Seventh Circuit accelerates briefing schedule in Illinois interchange fee prohibition appeal
On March 2, the U.S. Court of Appeals for the 7th Circuit granted an unopposed motion to expedite briefing and oral argument in a consolidated appeal and cross-appeal over the validity of the Illinois Interchange Fee Prohibition Act (IFPA). The consolidated appeals question whether, and to what extent, the National Bank Act and other federal laws preempt the IFPA — an Illinois law that would bar credit card issuers and networks from charging or receiving “interchange fees” on the tax or gratuity portions of a transaction. The order set deadlines requiring: (i) plaintiffs to file their opening brief by March 6; (ii) the Illinois attorney general to submit a combined response and cross-appeal brief by April 3; (iii) plaintiffs to file their reply brief and responsive brief in the cross‑appeal by April 17; and (iv) all replies to be filed by May 1. The order stated that oral argument will be held during the week of May 11–15 or May 18–22, with a separate order to set the exact date. The plaintiffs requested expedited treatment such that the court could rule by June 15, thereby allowing time for the parties to evaluate their options for further review or prepare for compliance before the statute’s July 1 effective date.

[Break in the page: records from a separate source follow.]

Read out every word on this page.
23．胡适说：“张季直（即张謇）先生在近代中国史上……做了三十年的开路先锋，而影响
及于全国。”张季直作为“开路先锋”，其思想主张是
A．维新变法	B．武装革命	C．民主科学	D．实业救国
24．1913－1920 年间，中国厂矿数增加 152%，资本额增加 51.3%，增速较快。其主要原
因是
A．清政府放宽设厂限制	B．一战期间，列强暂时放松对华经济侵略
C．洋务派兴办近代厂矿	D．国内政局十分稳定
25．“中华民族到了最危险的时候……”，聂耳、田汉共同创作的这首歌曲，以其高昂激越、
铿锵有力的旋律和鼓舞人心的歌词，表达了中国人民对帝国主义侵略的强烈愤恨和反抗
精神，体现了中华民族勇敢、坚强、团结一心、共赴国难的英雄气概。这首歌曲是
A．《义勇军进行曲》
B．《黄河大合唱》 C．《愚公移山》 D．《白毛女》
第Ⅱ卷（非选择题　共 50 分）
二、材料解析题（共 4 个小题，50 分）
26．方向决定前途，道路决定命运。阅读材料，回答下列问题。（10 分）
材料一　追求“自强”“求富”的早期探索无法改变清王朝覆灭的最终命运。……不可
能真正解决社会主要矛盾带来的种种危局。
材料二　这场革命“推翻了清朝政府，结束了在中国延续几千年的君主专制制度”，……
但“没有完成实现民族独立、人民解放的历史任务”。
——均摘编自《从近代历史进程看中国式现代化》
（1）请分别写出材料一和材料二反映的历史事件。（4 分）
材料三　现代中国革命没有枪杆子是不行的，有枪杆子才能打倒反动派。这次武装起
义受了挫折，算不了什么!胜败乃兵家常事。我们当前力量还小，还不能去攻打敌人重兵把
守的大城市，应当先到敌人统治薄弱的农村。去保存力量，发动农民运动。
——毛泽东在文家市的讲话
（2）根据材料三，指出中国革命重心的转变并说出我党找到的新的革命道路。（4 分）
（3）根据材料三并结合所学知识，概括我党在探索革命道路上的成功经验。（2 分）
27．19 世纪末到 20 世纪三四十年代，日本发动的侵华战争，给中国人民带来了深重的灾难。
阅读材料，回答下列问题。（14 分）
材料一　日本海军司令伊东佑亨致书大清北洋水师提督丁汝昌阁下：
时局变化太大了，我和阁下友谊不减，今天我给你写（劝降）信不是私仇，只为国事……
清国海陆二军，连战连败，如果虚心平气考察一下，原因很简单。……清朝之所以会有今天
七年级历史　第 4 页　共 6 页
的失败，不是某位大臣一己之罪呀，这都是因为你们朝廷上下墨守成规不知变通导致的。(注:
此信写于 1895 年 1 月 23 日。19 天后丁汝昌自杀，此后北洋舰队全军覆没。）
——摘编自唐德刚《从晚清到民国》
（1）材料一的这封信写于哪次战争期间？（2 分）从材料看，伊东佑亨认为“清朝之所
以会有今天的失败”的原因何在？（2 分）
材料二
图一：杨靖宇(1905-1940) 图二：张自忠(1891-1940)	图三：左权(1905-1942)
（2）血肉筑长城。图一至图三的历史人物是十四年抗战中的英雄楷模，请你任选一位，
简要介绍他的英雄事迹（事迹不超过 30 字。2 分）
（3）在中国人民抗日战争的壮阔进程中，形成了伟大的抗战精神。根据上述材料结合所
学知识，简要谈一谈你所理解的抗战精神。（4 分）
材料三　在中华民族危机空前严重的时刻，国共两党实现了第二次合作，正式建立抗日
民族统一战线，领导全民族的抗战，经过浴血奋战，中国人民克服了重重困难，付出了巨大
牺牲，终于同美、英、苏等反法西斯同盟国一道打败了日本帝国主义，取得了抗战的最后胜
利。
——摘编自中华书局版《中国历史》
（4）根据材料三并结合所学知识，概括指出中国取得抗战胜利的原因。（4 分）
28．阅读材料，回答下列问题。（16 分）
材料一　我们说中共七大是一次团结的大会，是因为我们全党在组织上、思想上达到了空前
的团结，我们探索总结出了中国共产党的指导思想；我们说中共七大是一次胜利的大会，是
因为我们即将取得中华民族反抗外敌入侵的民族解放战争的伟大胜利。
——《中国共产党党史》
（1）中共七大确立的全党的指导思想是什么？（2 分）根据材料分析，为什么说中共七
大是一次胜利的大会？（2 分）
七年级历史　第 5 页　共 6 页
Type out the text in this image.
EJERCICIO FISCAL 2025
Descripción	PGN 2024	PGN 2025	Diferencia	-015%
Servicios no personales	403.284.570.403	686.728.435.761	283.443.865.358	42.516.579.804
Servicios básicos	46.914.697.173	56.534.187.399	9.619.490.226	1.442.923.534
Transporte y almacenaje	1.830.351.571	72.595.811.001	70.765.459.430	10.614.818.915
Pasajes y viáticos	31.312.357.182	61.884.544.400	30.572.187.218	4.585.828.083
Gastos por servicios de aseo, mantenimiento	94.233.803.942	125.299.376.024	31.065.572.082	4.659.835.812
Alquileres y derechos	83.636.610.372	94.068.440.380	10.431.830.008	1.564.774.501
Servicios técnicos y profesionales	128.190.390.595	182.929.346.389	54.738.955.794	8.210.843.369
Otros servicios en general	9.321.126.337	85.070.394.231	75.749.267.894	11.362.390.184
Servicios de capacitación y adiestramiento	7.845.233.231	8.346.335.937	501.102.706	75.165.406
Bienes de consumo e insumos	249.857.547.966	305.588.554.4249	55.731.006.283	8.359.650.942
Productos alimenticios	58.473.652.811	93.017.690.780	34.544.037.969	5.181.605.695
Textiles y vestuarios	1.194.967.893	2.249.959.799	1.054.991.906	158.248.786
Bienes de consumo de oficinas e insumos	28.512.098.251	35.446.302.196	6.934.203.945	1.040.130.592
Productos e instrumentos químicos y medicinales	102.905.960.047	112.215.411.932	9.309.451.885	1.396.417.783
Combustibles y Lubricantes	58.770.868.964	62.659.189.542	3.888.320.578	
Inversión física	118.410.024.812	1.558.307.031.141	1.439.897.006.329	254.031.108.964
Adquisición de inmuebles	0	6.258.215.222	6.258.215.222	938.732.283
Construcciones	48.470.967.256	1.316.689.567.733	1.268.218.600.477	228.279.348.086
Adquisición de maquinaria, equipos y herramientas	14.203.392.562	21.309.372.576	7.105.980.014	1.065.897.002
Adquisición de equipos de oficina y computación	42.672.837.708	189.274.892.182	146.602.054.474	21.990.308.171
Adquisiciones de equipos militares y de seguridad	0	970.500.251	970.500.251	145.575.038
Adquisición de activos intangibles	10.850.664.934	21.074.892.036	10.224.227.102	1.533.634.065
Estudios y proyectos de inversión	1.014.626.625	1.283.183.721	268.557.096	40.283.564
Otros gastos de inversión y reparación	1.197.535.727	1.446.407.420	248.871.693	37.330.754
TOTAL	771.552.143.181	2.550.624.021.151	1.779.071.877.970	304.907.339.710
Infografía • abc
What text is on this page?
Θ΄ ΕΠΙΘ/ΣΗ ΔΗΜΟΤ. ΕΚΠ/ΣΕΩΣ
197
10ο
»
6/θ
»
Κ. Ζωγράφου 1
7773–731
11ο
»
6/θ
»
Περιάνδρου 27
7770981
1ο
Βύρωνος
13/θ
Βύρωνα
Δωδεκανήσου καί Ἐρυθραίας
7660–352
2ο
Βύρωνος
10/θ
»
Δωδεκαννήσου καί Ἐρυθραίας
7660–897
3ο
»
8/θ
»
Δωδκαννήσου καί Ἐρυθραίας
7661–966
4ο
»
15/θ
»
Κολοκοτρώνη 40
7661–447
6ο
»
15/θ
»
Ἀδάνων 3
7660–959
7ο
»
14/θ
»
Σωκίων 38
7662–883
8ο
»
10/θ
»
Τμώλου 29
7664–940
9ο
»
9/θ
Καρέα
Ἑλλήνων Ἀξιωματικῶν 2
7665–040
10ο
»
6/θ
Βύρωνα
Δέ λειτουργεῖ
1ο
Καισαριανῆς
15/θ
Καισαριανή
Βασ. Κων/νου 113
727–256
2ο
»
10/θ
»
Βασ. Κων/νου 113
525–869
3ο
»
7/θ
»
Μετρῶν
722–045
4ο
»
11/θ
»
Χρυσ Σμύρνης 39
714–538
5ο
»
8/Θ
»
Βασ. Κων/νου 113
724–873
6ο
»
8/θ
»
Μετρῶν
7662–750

As ordered, on March 6, the plaintiffs filed their opening brief, arguing that the district court erred in concluding the ban “does not directly regulate banks” because card networks set default fees — a view they say misstates both how the card‑payment system operates and how federal law applies. The brief contends that banks’ federally authorized powers to offer credit and debit cards and receive compensation are unaffected by whether they use network‑set default rates, and that limiting revenue while imposing what they describe as “undeniable” and “staggering” operational costs constitutes significant interference triggering preemption under the National Bank Act, Home Owners’ Loan Act, and Federal Credit Union Act. The plaintiffs also argue that Illinois’ parity statutes extend such protections to Illinois‑chartered institutions and that the Dormant Commerce Clause bars Illinois from exempting its own institutions while subjecting out‑of‑state counterparts to IFPA requirements.
The consolidated appeals stem from a February 10 decision by the U.S. District Court for the Northern District of Illinois that upheld the IFPA’s ban on interchange fees applied to sales taxes and gratuities while blocking its “Data Usage Limitation” provision for banks and federal credit unions (previously covered by InfoBytes here).